Muckraking and mudslinging are as American as Mom and apple pie.
It’s the way we roll.
Let’s set the record straight.
“Muckraking” is a noun defined as “the act of searching out and publicizing scandalous information about famous people in an underhanded way”.
(See the supermarket checkout line for the latest tabloids.)
“Mudslinging” is also a noun and it is “the use of insults and accusations, especially unjust ones, with the aim of damaging the reputation of an opponent.”
(Sounds like one of those TV paternity suit shows.)
Professor Kerwin Stint, who studies such things as “muckraking” and “mudslinging” claims the “golden age” of negative campaigning was 1864-1892 and 1988 through today .
Why do we sling mud and rake muck?
Major statistical studies reveal negative ads and stories seem no more effective than positive material in determining voter outcomes.
We might remember the negativity but it doesn’t affect our voting opinion.
I checked with the Mother Jones website to look into some of the more notorious examples of bad manners in politicking.
In the GOP Primary for the 2000 race, there were “robo-calls” made, asking voters if they would be “more likely or less likely to vote for John McCain if you knew he fathered an illegitimate black child.”
No direct charges, mind you but some awfully strong inferences.
Now, prior to Professor Stint’s first “golden age” of negative campaigning, I found these gems.
For example, in 1800, the Federalists claimed GOP candidate Thomas Jefferson was dead.
(Remember, we didn’t have cell phones and Twitter accounts in those days.)
In 1828, John Quincy Adams and Andrew Jackson were embroiled in some pretty nasty stuff.
Adams backers called Jackson “a slave-trading, gambling, brawling murderer.”
Fact was Jackson was shot several times in duels and bar fights.
Maybe not a slam after all.
So Jackson supporters charged Adams with having premarital relations with his wife and for being a pimp, since they claimed Adams arranged for an American “woman of the night” for Czar Alexander 1.
Adams backers attacked Jackson’s family, called his dead mother a “common prostitute brought to this country by British soldiers”. They also referred to Jackson’s wife as a “convicted adulteress who was previously married and (by accident), not completely divorced prior to her 2nd marriage” to Jackson.
Maybe that’s what prompted Ronald Reagan to say, “Politics is supposed to be the second-oldest profession. I have come to realize that it bears a very close resemblance to the first.”
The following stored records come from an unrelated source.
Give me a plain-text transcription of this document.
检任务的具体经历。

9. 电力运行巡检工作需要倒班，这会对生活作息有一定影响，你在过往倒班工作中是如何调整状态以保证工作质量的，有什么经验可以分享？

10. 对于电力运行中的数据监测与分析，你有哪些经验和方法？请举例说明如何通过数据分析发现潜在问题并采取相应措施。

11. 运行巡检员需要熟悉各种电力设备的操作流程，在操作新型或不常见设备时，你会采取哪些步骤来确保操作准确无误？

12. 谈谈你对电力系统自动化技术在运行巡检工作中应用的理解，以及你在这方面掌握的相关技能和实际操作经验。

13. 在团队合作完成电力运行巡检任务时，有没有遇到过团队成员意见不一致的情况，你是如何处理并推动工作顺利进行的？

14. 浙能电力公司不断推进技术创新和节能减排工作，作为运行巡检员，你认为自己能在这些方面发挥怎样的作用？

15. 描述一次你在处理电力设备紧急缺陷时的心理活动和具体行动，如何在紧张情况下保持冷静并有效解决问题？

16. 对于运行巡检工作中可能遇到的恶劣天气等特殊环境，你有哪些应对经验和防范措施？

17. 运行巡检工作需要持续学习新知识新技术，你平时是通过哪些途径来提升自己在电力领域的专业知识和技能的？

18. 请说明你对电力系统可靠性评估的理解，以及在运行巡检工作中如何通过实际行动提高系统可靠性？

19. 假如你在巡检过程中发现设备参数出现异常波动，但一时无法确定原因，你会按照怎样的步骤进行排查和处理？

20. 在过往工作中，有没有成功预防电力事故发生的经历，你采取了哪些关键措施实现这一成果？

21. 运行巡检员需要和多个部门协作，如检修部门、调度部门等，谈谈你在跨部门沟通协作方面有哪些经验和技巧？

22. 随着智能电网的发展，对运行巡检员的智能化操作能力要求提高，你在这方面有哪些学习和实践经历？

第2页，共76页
In 1840, the Whigs said Martin Van Buren was “an effete snob who strutted in front of $2,400 mirrors like a peacock”.
His opponent, William Henry Harrison ran on a bogus platform of loving log cabins and hard cider.
The American voters bought that and elected Harrison.
In 1844, the Whigs “proved” James K. Polk was a slave trader, quoting extensively totally fake excerpts from a book.
You thought “fake news” was a 21st century issue only!
But those backing Polk played the dirty news angle when Democratic backers claimed Henry Clay “had sex with whores and broke all 10 of the Commandments”.
When pressed for evidence, they declared the details were “too disgusting to appear in public print”.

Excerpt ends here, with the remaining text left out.